Tuesday, December 2, 2014

Fury - Review




A wet-behind-the-ears desk clerk (Logan Lerman) is assigned to replace a fallen soldier, who was previously the front gunner of a battle-hard, five-men-operated tank, led by a ruthless but still sensitive Sergeant (Brad Pitt). David Ayer's FURY is satisfactory at best. It's simply an old-fashioned WII pic but with some more "fucks" thrown in, plus the addition of green and red lasers. No joke, the gunfire looks like it came straight out of the G.I. Joe cartoon and proves to be very distracting to this viewer. Anyway, though the action is violently brutal and the film ends with an exciting final stand, the script possesses no new incite into the war beyond some kid soldiers and a few quotable lines. It also doesn't help that you pin point every outcome and twist in the story, including an excruciatingly long scene in an apartment. All of the characters are just basic stereotypes (Stern teacher, preacher, Mexican, Southern boy, virgin) but thankfully the five actors are able to scrounge up some individual talent (Pitt and Jon Bernthal being the best) and show off some good chemistry with each other. Additionally, I will say that my screening was plagued by bad speakers and sound mixing, so the loud warfare scenes came off more flat and quiet. But even if management fixed the issue, FURY is still only an okay feature, worth it if he pay for cheap tickets or the eventual Redbox rental.


FINAL REVIEW: 3 / 5

Monday, December 1, 2014

Sparks - Review




Set in a stylized version of the 1940's, a vigilante superhero with no powers (Chase Williamson) tells his crime-fighting story to a reporter, starting from his Bruce Wayne-like origin, to his brief team-up with female icon Lady Heavenly (Ashley Bell), to his current predicament of being railroaded by a psychotic preacher (William Katt).
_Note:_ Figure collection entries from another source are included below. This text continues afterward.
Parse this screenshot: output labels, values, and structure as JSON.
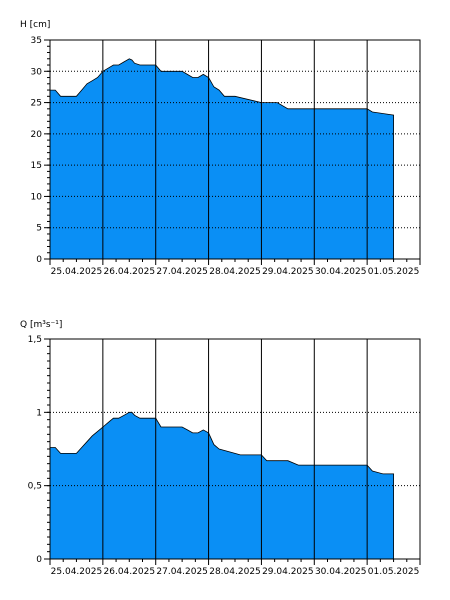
{
  "chart_data": [
    {
      "type": "area",
      "ylabel": "H [cm]",
      "ylim": [
        0,
        35
      ],
      "ytick_labels": [
        "0",
        "5",
        "10",
        "15",
        "20",
        "25",
        "30",
        "35"
      ],
      "yticks": [
        0,
        5,
        10,
        15,
        20,
        25,
        30,
        35
      ],
      "xlim": [
        0,
        7
      ],
      "xtick_labels": [
        "25.04.2025",
        "26.04.2025",
        "27.04.2025",
        "28.04.2025",
        "29.04.2025",
        "30.04.2025",
        "01.05.2025"
      ],
      "grid": true,
      "fill_color": "#0a8ff5",
      "series": [
        {
          "x": [
            0,
            0.1,
            0.2,
            0.5,
            0.6,
            0.7,
            0.8,
            0.9,
            1.0,
            1.1,
            1.2,
            1.3,
            1.4,
            1.5,
            1.55,
            1.6,
            1.7,
            2.0,
            2.1,
            2.5,
            2.6,
            2.7,
            2.8,
            2.9,
            3.0,
            3.1,
            3.2,
            3.3,
            3.5,
            4.0,
            4.3,
            4.5,
            5.0,
            5.5,
            6.0,
            6.1,
            6.5
          ],
          "y": [
            27,
            27,
            26,
            26,
            27,
            28,
            28.5,
            29,
            30,
            30.5,
            31,
            31,
            31.5,
            32,
            31.8,
            31.3,
            31,
            31,
            30,
            30,
            29.5,
            29,
            29,
            29.5,
            29,
            27.5,
            27,
            26,
            26,
            25,
            25,
            24,
            24,
            24,
            24,
            23.5,
            23
          ]
        }
      ]
    },
    {
      "type": "area",
      "ylabel": "Q [m³s⁻¹]",
      "ylim": [
        0,
        1.5
      ],
      "ytick_labels": [
        "0",
        "0,5",
        "1",
        "1,5"
      ],
      "yticks": [
        0,
        0.5,
        1,
        1.5
      ],
      "xlim": [
        0,
        7
      ],
      "xtick_labels": [
        "25.04.2025",
        "26.04.2025",
        "27.04.2025",
        "28.04.2025",
        "29.04.2025",
        "30.04.2025",
        "01.05.2025"
      ],
      "grid": true,
      "fill_color": "#0a8ff5",
      "series": [
        {
          "x": [
            0,
            0.1,
            0.2,
            0.5,
            0.6,
            0.7,
            0.8,
            0.9,
            1.0,
            1.1,
            1.2,
            1.3,
            1.4,
            1.5,
            1.55,
            1.6,
            1.7,
            2.0,
            2.1,
            2.5,
            2.6,
            2.7,
            2.8,
            2.9,
            3.0,
            3.1,
            3.2,
            3.5,
            3.6,
            4.0,
            4.1,
            4.5,
            4.7,
            5.0,
            5.5,
            6.0,
            6.1,
            6.3,
            6.5
          ],
          "y": [
            0.76,
            0.76,
            0.72,
            0.72,
            0.76,
            0.8,
            0.84,
            0.87,
            0.9,
            0.93,
            0.96,
            0.96,
            0.98,
            1.0,
            1.0,
            0.98,
            0.96,
            0.96,
            0.9,
            0.9,
            0.88,
            0.86,
            0.86,
            0.88,
            0.86,
            0.78,
            0.75,
            0.72,
            0.71,
            0.71,
            0.67,
            0.67,
            0.64,
            0.64,
            0.64,
            0.64,
            0.6,
            0.58,
            0.58
          ]
        }
      ]
    }
  ]
}
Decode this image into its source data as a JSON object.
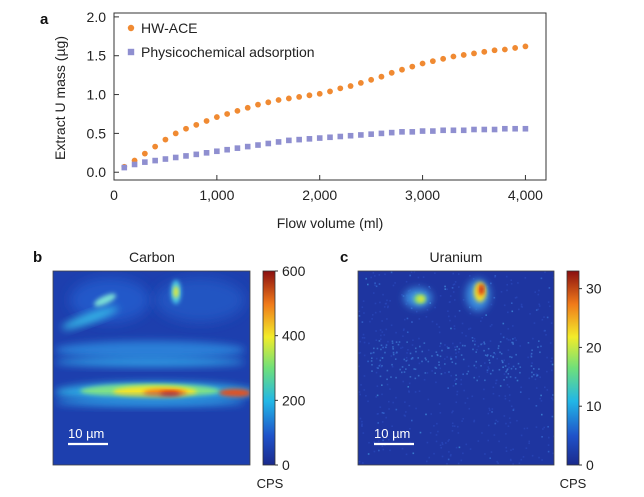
{
  "chart_data": [
    {
      "panel": "a",
      "type": "scatter",
      "xlabel": "Flow volume (ml)",
      "ylabel": "Extract U mass (µg)",
      "xlim": [
        0,
        4200
      ],
      "ylim": [
        -0.1,
        2.05
      ],
      "xticks": [
        0,
        1000,
        2000,
        3000,
        4000
      ],
      "xtick_labels": [
        "0",
        "1,000",
        "2,000",
        "3,000",
        "4,000"
      ],
      "yticks": [
        0,
        0.5,
        1,
        1.5,
        2
      ],
      "ytick_labels": [
        "0.0",
        "0.5",
        "1.0",
        "1.5",
        "2.0"
      ],
      "legend_position": "top-left",
      "series": [
        {
          "name": "HW-ACE",
          "color": "#f08a32",
          "marker": "circle",
          "x": [
            100,
            200,
            300,
            400,
            500,
            600,
            700,
            800,
            900,
            1000,
            1100,
            1200,
            1300,
            1400,
            1500,
            1600,
            1700,
            1800,
            1900,
            2000,
            2100,
            2200,
            2300,
            2400,
            2500,
            2600,
            2700,
            2800,
            2900,
            3000,
            3100,
            3200,
            3300,
            3400,
            3500,
            3600,
            3700,
            3800,
            3900,
            4000
          ],
          "y": [
            0.07,
            0.15,
            0.24,
            0.33,
            0.42,
            0.5,
            0.56,
            0.61,
            0.66,
            0.71,
            0.75,
            0.79,
            0.83,
            0.87,
            0.9,
            0.93,
            0.95,
            0.97,
            0.99,
            1.01,
            1.04,
            1.08,
            1.11,
            1.15,
            1.19,
            1.23,
            1.28,
            1.32,
            1.36,
            1.4,
            1.43,
            1.46,
            1.49,
            1.51,
            1.53,
            1.55,
            1.57,
            1.58,
            1.6,
            1.62
          ]
        },
        {
          "name": "Physicochemical adsorption",
          "color": "#8f8fd0",
          "marker": "square",
          "x": [
            100,
            200,
            300,
            400,
            500,
            600,
            700,
            800,
            900,
            1000,
            1100,
            1200,
            1300,
            1400,
            1500,
            1600,
            1700,
            1800,
            1900,
            2000,
            2100,
            2200,
            2300,
            2400,
            2500,
            2600,
            2700,
            2800,
            2900,
            3000,
            3100,
            3200,
            3300,
            3400,
            3500,
            3600,
            3700,
            3800,
            3900,
            4000
          ],
          "y": [
            0.06,
            0.1,
            0.13,
            0.15,
            0.17,
            0.19,
            0.21,
            0.23,
            0.25,
            0.27,
            0.29,
            0.31,
            0.33,
            0.35,
            0.37,
            0.39,
            0.41,
            0.42,
            0.43,
            0.44,
            0.45,
            0.46,
            0.47,
            0.48,
            0.49,
            0.5,
            0.51,
            0.52,
            0.52,
            0.53,
            0.53,
            0.54,
            0.54,
            0.54,
            0.55,
            0.55,
            0.55,
            0.56,
            0.56,
            0.56
          ]
        }
      ]
    },
    {
      "panel": "b",
      "type": "heatmap",
      "title": "Carbon",
      "colorbar_ticks": [
        0,
        200,
        400,
        600
      ],
      "colorbar_label": "CPS",
      "scale_bar": "10 µm",
      "colormap": "jet"
    },
    {
      "panel": "c",
      "type": "heatmap",
      "title": "Uranium",
      "colorbar_ticks": [
        0,
        10,
        20,
        30
      ],
      "colorbar_label": "CPS",
      "scale_bar": "10 µm",
      "colormap": "jet"
    }
  ],
  "panel_labels": [
    "a",
    "b",
    "c"
  ]
}
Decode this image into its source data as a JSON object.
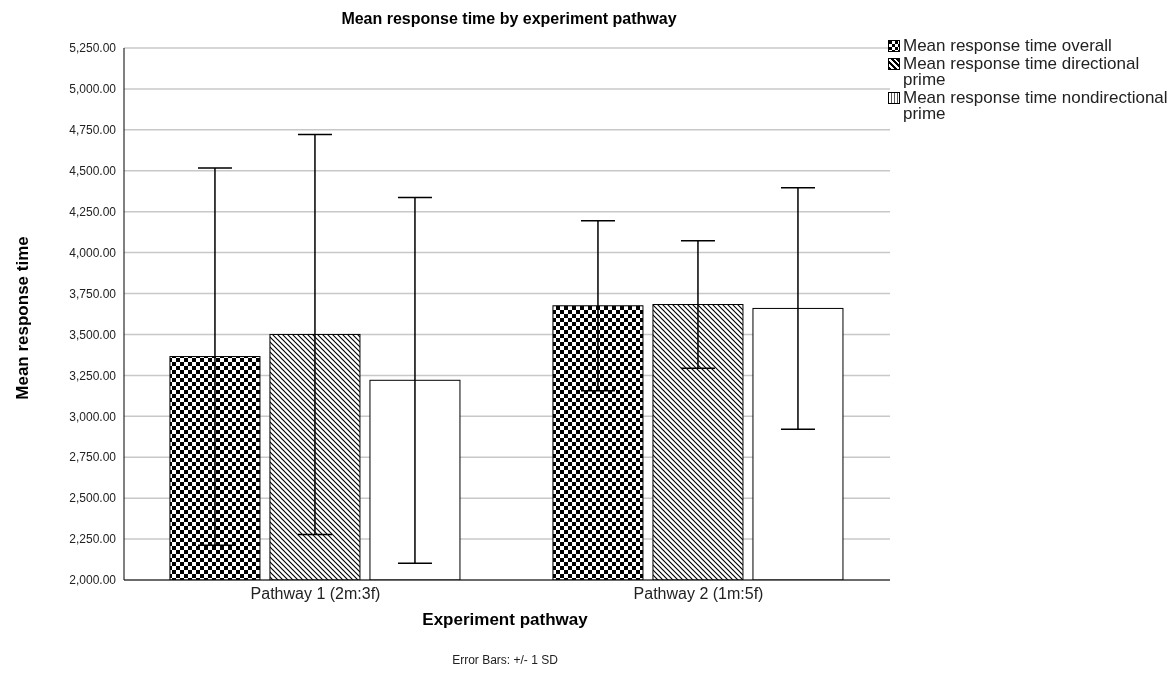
{
  "chart_data": {
    "type": "bar",
    "title": "Mean response time by experiment pathway",
    "xlabel": "Experiment pathway",
    "ylabel": "Mean response time",
    "categories": [
      "Pathway 1 (2m:3f)",
      "Pathway 2 (1m:5f)"
    ],
    "series": [
      {
        "name": "Mean response time overall",
        "color": "#000000",
        "values": [
          3365,
          3675
        ],
        "errors": [
          1152,
          519
        ]
      },
      {
        "name": "Mean response time directional prime",
        "color": "#000000",
        "values": [
          3500,
          3683
        ],
        "errors": [
          1222,
          390
        ]
      },
      {
        "name": "Mean response time nondirectional prime",
        "color": "#ffffff",
        "values": [
          3220,
          3659
        ],
        "errors": [
          1117,
          738
        ]
      }
    ],
    "ylim": [
      2000,
      5250
    ],
    "yticks": [
      {
        "value": 2000,
        "label": "2,000.00"
      },
      {
        "value": 2250,
        "label": "2,250.00"
      },
      {
        "value": 2500,
        "label": "2,500.00"
      },
      {
        "value": 2750,
        "label": "2,750.00"
      },
      {
        "value": 3000,
        "label": "3,000.00"
      },
      {
        "value": 3250,
        "label": "3,250.00"
      },
      {
        "value": 3500,
        "label": "3,500.00"
      },
      {
        "value": 3750,
        "label": "3,750.00"
      },
      {
        "value": 4000,
        "label": "4,000.00"
      },
      {
        "value": 4250,
        "label": "4,250.00"
      },
      {
        "value": 4500,
        "label": "4,500.00"
      },
      {
        "value": 4750,
        "label": "4,750.00"
      },
      {
        "value": 5000,
        "label": "5,000.00"
      },
      {
        "value": 5250,
        "label": "5,250.00"
      }
    ],
    "grid": "y",
    "legend": "top right",
    "annotations": [
      "Error Bars: +/- 1 SD"
    ]
  }
}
SPARKS is absolutely loathsome, soaking in a pool of utter misogyny and crass storytelling. It crams so much plot, murky details and vile towards women into a 90 minute running time that it keeps forgetting to actually have its heroes do, you know, heroic things. While am I harping so much on its treatment of its female characters? Because Christopher Folino's script frankly will make Mark Millar, Frank Miller, Alan Moore, and the DC Comics editorial staff blush. Let me lay it all out: Pregnant women are violently killed, the hero's grandmother is murdered by goons when his identity is revealed, Lady Heavenly later is raped and has her lower body mutilated off-screen, and then the titled character walks away from his partner/girlfriend in order to hook up with a shapeshifter (Marina Squerciati), who he gladly bumps and grinds with when she's transformed as his former flame and later pimps her out to anyone with $20. Blegh! Even if you're a sadist and tolerate this heinous material, you still have to sit through a ton of bad green screen shots, an Act Two that is completely pointless, and a mystery that is unreservedly easy to solve. Stay far, far away from this miserable mess if you know what's good to you.